Denys88/rl_games

Error when loading agent weights

Closed this issue · 5 comments

BY571 commented

Hey,

first of all, thank you for the great work! I encountered your repo due to the IsaacGymEnvs and was training some Trifinger agents.
However, when trying to load the trained weights I'm getting the following error:

RuntimeError: Error(s) in loading state_dict for Network: Unexpected key(s) in state_dict: "value_mean_std.running_mean", "value_mean_std.running_var", "value_mean_std.count"

I'm running from the basically same repository and did not change any parameter in the config.

Hi @BY571,

Thank you for using rl-games and IsaacGymEnvs. What version of rl-games did you use? Also + @ArthurAllshire

Can you try installing rl-games 1.1.3?

BY571 commented

Thanks for the help! Indeed, on my remote machine, a different rl-games version got installed fixing the versioning solved the problem.

BY571 commented

The versioning seems to cause some troubles when testing. When I run with 1.3.1 the Trifinger robot does not move at all. However, when I load the same weights with version 1.1.3 the robot works and moves around lifting the cube. But I haven't found out yet what causes this problem.

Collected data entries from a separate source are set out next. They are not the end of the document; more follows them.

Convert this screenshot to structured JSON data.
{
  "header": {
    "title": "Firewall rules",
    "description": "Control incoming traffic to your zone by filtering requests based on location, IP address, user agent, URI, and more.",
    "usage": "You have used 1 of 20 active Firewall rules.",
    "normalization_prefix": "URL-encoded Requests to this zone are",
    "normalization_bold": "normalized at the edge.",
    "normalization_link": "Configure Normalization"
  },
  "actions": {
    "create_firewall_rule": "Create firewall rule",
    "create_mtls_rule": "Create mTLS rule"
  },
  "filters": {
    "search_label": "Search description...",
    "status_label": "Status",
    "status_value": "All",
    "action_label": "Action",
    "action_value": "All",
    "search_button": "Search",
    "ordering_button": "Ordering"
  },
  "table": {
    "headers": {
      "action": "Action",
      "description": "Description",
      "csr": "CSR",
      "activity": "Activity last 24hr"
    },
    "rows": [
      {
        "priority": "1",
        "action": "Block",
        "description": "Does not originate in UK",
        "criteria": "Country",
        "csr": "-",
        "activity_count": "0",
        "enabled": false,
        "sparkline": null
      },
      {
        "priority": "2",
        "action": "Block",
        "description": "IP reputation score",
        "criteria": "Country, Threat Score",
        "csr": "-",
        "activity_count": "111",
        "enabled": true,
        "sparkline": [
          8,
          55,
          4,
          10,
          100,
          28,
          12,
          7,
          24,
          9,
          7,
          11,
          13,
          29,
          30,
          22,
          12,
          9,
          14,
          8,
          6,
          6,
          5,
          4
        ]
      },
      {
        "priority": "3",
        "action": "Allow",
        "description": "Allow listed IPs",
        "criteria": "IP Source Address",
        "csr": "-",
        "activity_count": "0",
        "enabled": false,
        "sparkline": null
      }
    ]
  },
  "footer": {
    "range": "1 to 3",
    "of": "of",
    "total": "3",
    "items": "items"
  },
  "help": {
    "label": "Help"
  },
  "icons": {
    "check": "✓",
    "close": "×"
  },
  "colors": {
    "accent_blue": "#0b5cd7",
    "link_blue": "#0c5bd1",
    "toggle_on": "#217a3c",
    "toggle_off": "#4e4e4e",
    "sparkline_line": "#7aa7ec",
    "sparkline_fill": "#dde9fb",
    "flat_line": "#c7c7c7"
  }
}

@BY571 I've found the issue.
IsaacGym never passed checkpoint to the command line. And i removed this option from the config because it added some mess.
The quickest solution is: to fix train.py in the isaacgym
runner.run({
'train': not cfg.test,
'play': cfg.test,
'checkpoint' : cfg.checkpoint
})

Also you cannot load weights from 1.1.3 to the 1.3.1 right now. If you need it and cannot retrain robot I can make a simple script for you.